Neutrophils have a prognostic value in the setting of brain metastases. A high ratio of neutrophils to lymphocytes in the peripheral blood is associated with reduced survival time, even after surgical resection of brain metastases.[76] Furthermore, in patients treated with stereotactic radiosurgery, the post-treatment neutrophil-to-lymphocyte ratio was associated with poor overall survival.[77] Nevertheless, in patients with non-small cell lung cancer (NSCLC) who harbour EGFR mutations, a neutrophil-to-lymphocyte ratio ≤2.99 was associated with prolonged survival.[78] Therefore, the neutrophil-to-lymphocyte ratio could serve as a useful prognostic biomarker in specific patients with brain metastases.


Astrocytes are some of the most abundant cell types that are unique to the CNS and play important roles in mediating tissue-specific communication in the brain. Therefore, it is likely that metastases that preferentially grow within the brain must find ways to adapt and favourably interact with these unfamiliar cellular players.[8] Brain metastatic cells are known to express high levels of IL-1β upon interaction with astrocytes. This leads to the activation of the Notch signalling pathway, which increases stemness of cancer stem cells and drives their growth in the tumour microenvironment.[79] Moreover, it was shown that cancer cells within established brain metastases form functional gap junctions with astrocytes in the adjacent microenvironment, thereby creating a conduit for bidirectional communication to support outgrowth.[80,81] Through these gap junctions, cancer cells reprogram astrocytes by providing cGAMP to induce a pro-inflammatory program, characterized by the production of interferon alpha (IFNα) and tumour necrosis factor alpha (TNFα).[80,81] In turn, these cytokines support outgrowth of metastases by activating signal transducer and activator of transcription (STAT) 1 and nuclear factor-κB (NF-κB) signalling within cancer cells (Figure 4). By interfering with the formation of gap junctions through pharmacological regimens, this heterotypic signalling loop can be blocked, thus mitigating brain metastasis outgrowth.[81] In addition, astrocytes possess the capability to release factors that can remodel the ECM, such as MMPs and heparanase, which contribute to the invasion of metastatic cells across the blood–brain barrier and facilitate subsequent metastatic colonization.[82,83]

Figure 4.

Interaction of astrocytes with brain metastatic cancer cells. Metastatic cancer cells release cGAMP to reprogram astrocyte behaviour and increase STAT3 signalling. In turn, astrocytes form gap junctions with metastatic cancer cells in the brain to exchange stimulatory signals, such as TNF and IFNα, which activate STAT1 and NF-κB pro-tumorigenic signalling. Created with BioRender.com.
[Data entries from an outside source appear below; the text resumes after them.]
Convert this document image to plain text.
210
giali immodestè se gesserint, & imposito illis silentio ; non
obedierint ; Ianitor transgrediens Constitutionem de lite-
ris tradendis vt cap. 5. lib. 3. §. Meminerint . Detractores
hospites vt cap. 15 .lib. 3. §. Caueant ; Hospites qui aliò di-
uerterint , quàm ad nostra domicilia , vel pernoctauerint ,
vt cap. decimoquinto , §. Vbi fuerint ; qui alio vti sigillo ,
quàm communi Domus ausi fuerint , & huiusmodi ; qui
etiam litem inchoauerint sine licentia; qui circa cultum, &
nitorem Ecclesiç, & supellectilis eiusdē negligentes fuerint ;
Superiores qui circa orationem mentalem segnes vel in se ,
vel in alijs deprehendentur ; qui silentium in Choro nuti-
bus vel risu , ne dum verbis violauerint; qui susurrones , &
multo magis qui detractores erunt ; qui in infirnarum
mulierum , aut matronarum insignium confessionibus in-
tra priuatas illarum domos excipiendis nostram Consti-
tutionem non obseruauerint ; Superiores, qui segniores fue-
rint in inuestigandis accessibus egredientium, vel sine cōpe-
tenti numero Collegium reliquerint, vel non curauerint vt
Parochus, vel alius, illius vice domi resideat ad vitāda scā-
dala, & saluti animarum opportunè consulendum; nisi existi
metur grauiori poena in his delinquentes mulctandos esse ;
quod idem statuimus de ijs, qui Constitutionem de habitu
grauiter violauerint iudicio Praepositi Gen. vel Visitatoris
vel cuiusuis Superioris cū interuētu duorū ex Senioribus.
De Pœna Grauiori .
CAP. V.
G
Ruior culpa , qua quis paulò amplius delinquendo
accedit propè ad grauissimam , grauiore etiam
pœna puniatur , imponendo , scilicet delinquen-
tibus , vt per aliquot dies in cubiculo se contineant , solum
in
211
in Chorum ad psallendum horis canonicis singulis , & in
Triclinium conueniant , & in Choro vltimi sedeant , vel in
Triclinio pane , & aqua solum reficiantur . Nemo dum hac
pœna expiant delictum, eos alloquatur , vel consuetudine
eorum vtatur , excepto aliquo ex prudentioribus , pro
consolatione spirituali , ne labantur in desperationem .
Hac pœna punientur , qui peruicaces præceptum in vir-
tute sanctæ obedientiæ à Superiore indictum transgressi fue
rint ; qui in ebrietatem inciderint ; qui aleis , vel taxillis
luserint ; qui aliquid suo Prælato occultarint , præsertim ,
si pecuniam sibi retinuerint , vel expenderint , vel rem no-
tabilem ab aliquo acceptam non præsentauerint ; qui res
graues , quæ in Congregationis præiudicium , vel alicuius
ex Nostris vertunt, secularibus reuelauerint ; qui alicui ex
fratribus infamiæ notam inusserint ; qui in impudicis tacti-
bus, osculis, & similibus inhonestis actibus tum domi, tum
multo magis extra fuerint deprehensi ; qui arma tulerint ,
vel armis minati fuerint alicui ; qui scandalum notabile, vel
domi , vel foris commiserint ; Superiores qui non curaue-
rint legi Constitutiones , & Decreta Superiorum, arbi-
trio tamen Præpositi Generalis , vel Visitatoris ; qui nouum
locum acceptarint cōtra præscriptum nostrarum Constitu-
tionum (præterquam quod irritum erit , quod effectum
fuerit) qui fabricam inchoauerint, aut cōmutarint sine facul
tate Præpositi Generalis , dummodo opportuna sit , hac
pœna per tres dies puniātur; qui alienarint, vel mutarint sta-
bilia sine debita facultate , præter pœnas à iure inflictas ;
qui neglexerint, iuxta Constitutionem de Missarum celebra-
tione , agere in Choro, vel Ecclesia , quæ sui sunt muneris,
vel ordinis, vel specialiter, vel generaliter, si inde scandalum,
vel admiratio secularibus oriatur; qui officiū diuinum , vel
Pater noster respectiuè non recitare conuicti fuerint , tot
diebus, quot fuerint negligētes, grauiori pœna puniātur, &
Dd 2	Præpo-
Brain metastatic cells induce and maintain the co-option of a pro-metastatic program driven by STAT3 in a subpopulation of reactive astrocytes surrounding metastatic lesions.[84] These reactive astrocytes benefit metastatic cells by their modulatory effect on the innate and acquired immune system. Blocking STAT3 signalling in reactive astrocytes reduces experimental brain metastasis from different primary tumour sources, even at advanced stages of colonization.[84,85] A safe and orally bioavailable treatment that inhibits STAT3 exhibits significant antitumour effects in patients with advanced systemic disease that included brain metastasis.[84]